4. Plan and implement clearly defined compliance processes company-wide.

Under the GDPR, your customers must be able to precisely control how you use their data. This means you can’t use one, catch-all checkbox or banner to capture universal consent to process and communicate in whatever ways your company chooses. Consent mechanisms must be kept separate from other terms and conditions, and requests for consent must be unmistakably clear. Affirmative consent is obtained when a user opts-in with full knowledge of what they’re consenting to.

Furthermore, new and existing customers must be able to easily opt-out or withdraw consent at any time. A GDPR-friendly marketing email, for example, should always include a link or written instructions allowing the recipient to immediately unsubscribe from future communications. Keep in mind that even if a customer opts into a certain mailing list, newsletter, or blog subscription, that does not give your company permission to use their data for purposes other than those the customer consented to.

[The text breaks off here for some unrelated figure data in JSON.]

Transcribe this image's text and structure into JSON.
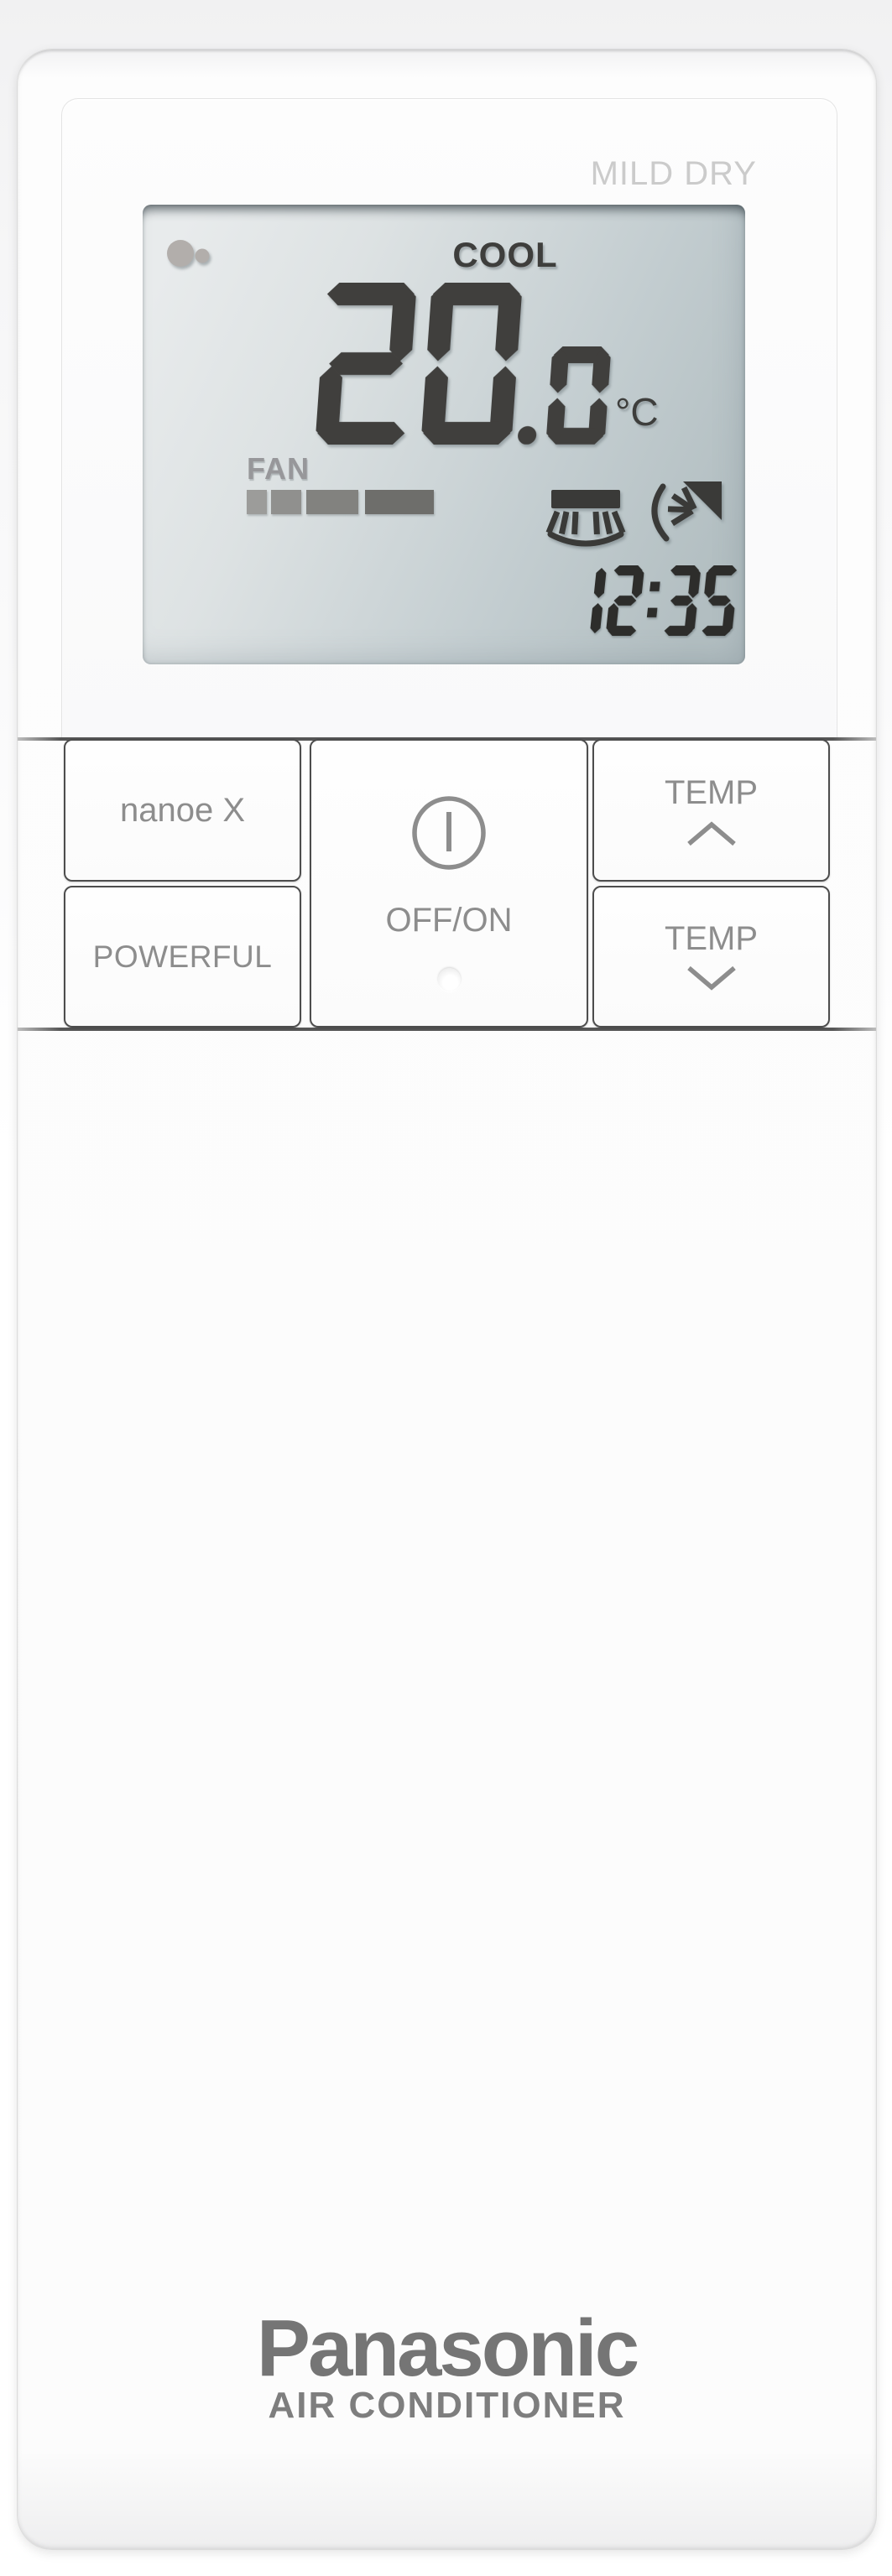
{
  "branding": {
    "logo": "Panasonic",
    "product_label": "AIR CONDITIONER"
  },
  "display": {
    "status_label": "MILD DRY",
    "mode": "COOL",
    "temperature": "20.0",
    "temp_main": "20",
    "temp_decimal": ".0",
    "temp_unit": "°C",
    "fan_label": "FAN",
    "fan_bars": [
      {
        "width": 24,
        "gap": 5,
        "color": "#9c9c9a"
      },
      {
        "width": 36,
        "gap": 6,
        "color": "#90908e"
      },
      {
        "width": 62,
        "gap": 8,
        "color": "#82827f"
      },
      {
        "width": 82,
        "gap": 0,
        "color": "#6e6e6b"
      }
    ],
    "time": "12:35",
    "icons": {
      "nanoe_indicator": "nanoe-indicator-icon",
      "vertical_swing": "airflow-vertical-swing-icon",
      "horizontal_swing": "airflow-horizontal-swing-icon"
    }
  },
  "buttons": {
    "nanoe_label": "nanoe X",
    "powerful_label": "POWERFUL",
    "power_label": "OFF/ON",
    "temp_up_label": "TEMP",
    "temp_down_label": "TEMP"
  },
  "colors": {
    "lcd_segment": "#403f3d",
    "clock_segment": "#2d2d2b",
    "lcd_icon": "#3a3a38",
    "nanoe_icon": "#b2aeab",
    "lcd_text": "#3e3e3c",
    "fan_text": "#97979a",
    "button_text": "#8d8d8d",
    "status_text": "#cbcbcb",
    "logo_text": "#757575",
    "product_text": "#7e7e7e",
    "panel_line": "#565656"
  }
}
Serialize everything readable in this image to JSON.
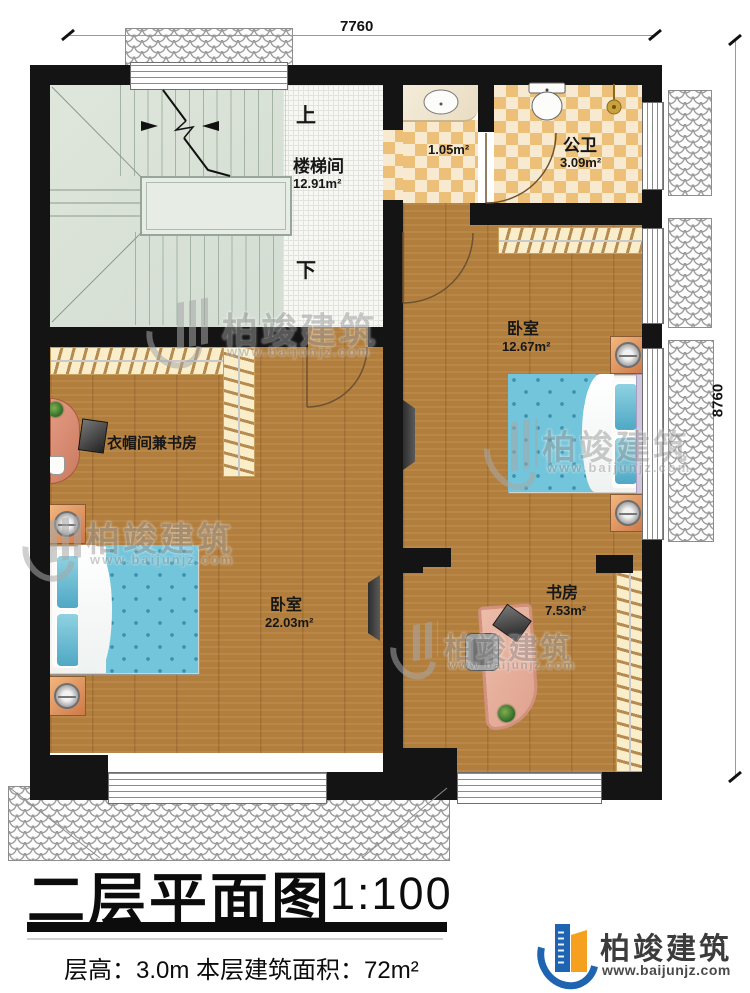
{
  "dimensions": {
    "top": "7760",
    "right": "8760"
  },
  "stairs": {
    "room": "楼梯间",
    "area": "12.91m²",
    "up": "上",
    "down": "下"
  },
  "rooms": {
    "corridor": {
      "area": "1.05m²"
    },
    "bathroom": {
      "name": "公卫",
      "area": "3.09m²"
    },
    "bedroom_right": {
      "name": "卧室",
      "area": "12.67m²"
    },
    "cloakroom": {
      "name": "衣帽间兼书房"
    },
    "bedroom_left": {
      "name": "卧室",
      "area": "22.03m²"
    },
    "study": {
      "name": "书房",
      "area": "7.53m²"
    }
  },
  "watermark": {
    "brand": "柏竣建筑",
    "site": "www.baijunjz.com"
  },
  "titleblock": {
    "title": "二层平面图",
    "scale": "1:100",
    "details": "层高：3.0m  本层建筑面积：72m²"
  },
  "logo": {
    "brand": "柏竣建筑",
    "site": "www.baijunjz.com"
  },
  "colors": {
    "wall": "#141414",
    "wood": "#b17e3e",
    "tile_dark": "#ecc078",
    "tile_light": "#f8ead0",
    "bed": "#72c5db",
    "accent_blue": "#1f64b0",
    "accent_orange": "#f5a01e"
  }
}
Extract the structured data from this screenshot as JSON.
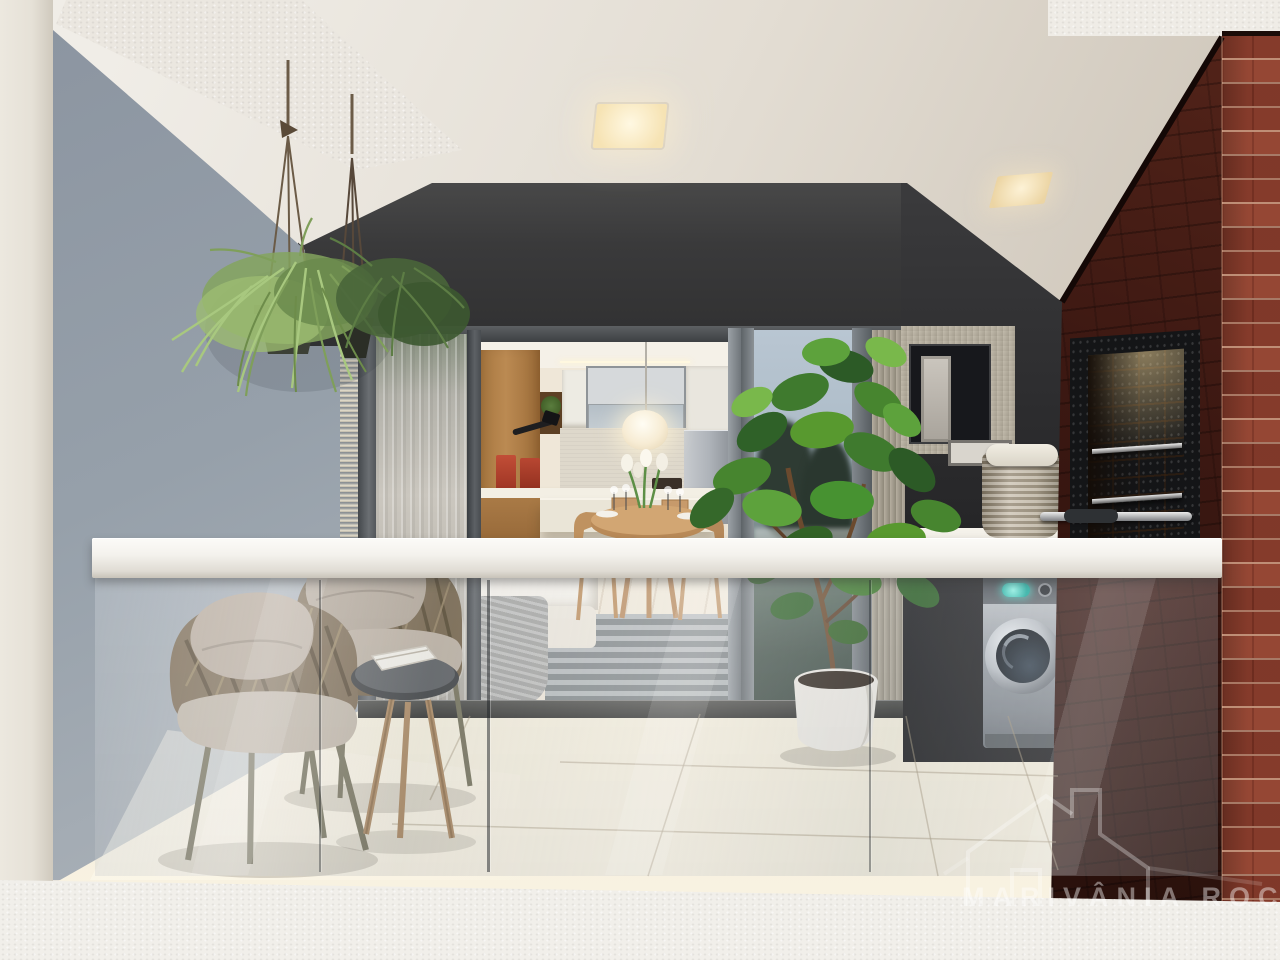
{
  "image": {
    "kind": "architectural-3d-render",
    "subject": "Apartment balcony seen from outside through a frameless glass railing: woven armchairs with cushions, round side table, potted fiddle-leaf fig, hanging plants, sliding glass doors to a kitchen and dining room, laundry nook with washing machine and basket, and a red brick pillar with a built-in barbecue grill"
  },
  "watermark": {
    "text": "MARIVÂNIA ROCHA",
    "icon": "house-outline-icon"
  },
  "palette": {
    "wall_white": "#e9e5de",
    "side_wall_gray": "#9aa3ad",
    "header_charcoal": "#39393b",
    "dark_wall": "#2f2f31",
    "brick_red": "#8e4130",
    "brick_shadow": "#2a120d",
    "floor_cream": "#efe8d6",
    "rail_white": "#f4f2ee",
    "plant_green": "#4f8c3a",
    "washer_silver": "#b4b8bd",
    "washer_display_teal": "#49e3d4",
    "kitchen_wood": "#b98a5a",
    "grill_brick_warm": "#c29a5f"
  },
  "objects": [
    "left-facade-strip",
    "balcony-ceiling",
    "recessed-lights",
    "hanging-plants",
    "side-wall",
    "sliding-glass-doors",
    "sheer-curtain",
    "kitchen-interior",
    "pendant-lamp",
    "dining-set",
    "sofa",
    "fiddle-leaf-fig",
    "glass-railing",
    "handrail",
    "woven-armchairs",
    "side-table",
    "tile-floor",
    "laundry-window",
    "picture-frame",
    "laundry-basket",
    "washing-machine",
    "counter",
    "brick-pillar",
    "barbecue-grill",
    "facade-slab",
    "watermark"
  ]
}
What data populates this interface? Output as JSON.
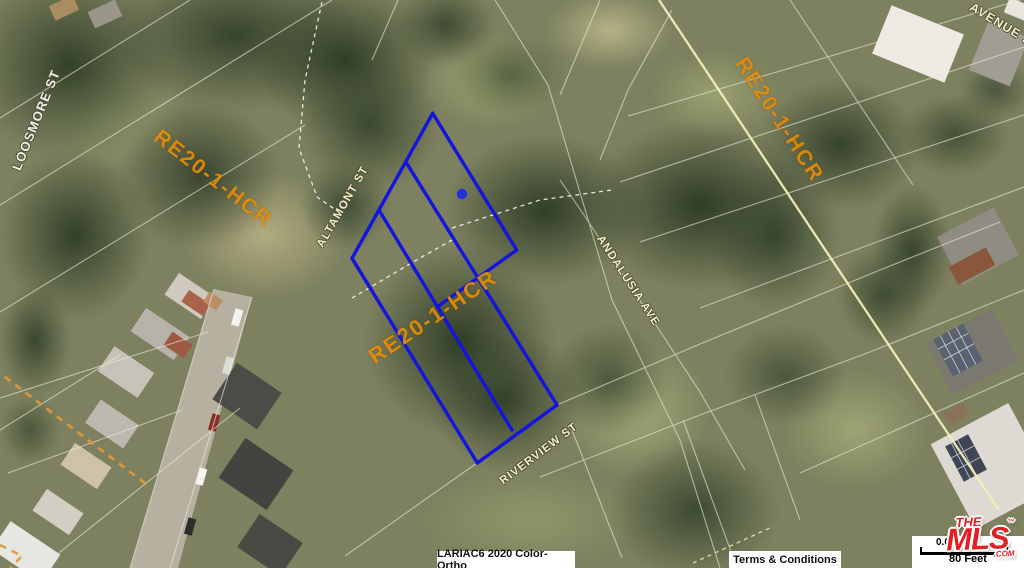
{
  "map": {
    "streets": [
      {
        "name": "LOOSMORE ST"
      },
      {
        "name": "ALTAMONT ST"
      },
      {
        "name": "ANDALUSIA AVE"
      },
      {
        "name": "RIVERVIEW ST"
      },
      {
        "name": "AVENUE 37"
      }
    ],
    "zoning_labels": [
      {
        "text": "RE20-1-HCR",
        "position": "upper-left"
      },
      {
        "text": "RE20-1-HCR",
        "position": "center"
      },
      {
        "text": "RE20-1-HCR",
        "position": "upper-right"
      }
    ],
    "marker": {
      "shape": "dot",
      "color": "#2330dd"
    },
    "subject_parcel_color": "#1315dc",
    "road_centerline_color": "#f4eeb4"
  },
  "footer": {
    "imagery_attribution": "LARIAC6 2020 Color-Ortho",
    "terms_link": "Terms & Conditions"
  },
  "scale": {
    "value": "0.0",
    "distance_label": "80 Feet"
  },
  "logo": {
    "line1": "THE",
    "line2": "MLS",
    "suffix": ".COM",
    "trademark": "™"
  },
  "colors": {
    "zoning_text": "#e68c06",
    "street_text": "#f3efc2",
    "parcel_line": "#ecebdc"
  }
}
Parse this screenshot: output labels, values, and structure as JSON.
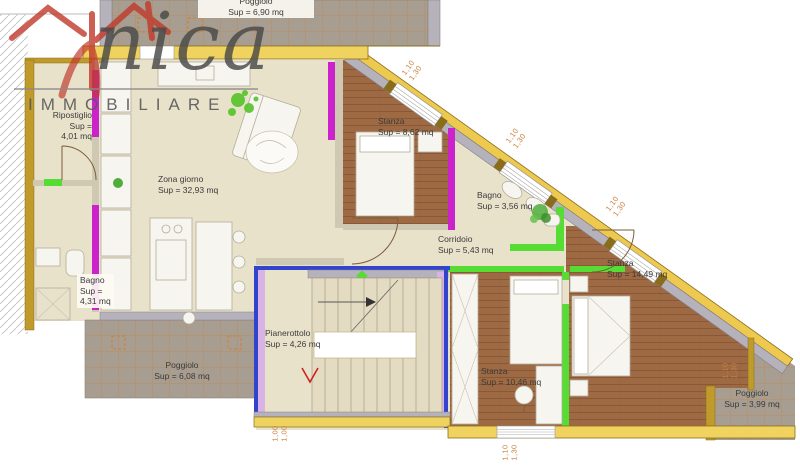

To that end, make sure your company has a means of tracking and remembering your customer’s preferences.

The GDPR also empowers individuals to request their information, as well as modify or delete it completely, at any time. This means a customer can ask for a copy of their data in a readable format, ask to see and verify the lawfulness of processing, ask for changes to be made to their records, and ask for their information to be permanently removed from your database. Should your business receive any such requests, you must have a way to accommodate them.

Below is an example of how to establish consent on the Duffy Agency’s contact form.

Becoming GDPR-compliant can be daunting and tedious, but remember: these regulations will ultimately protect you, your business, and your customers. If you’re uncertain about the law’s requirements, we encourage you to consult your legal team for more personalized counsel.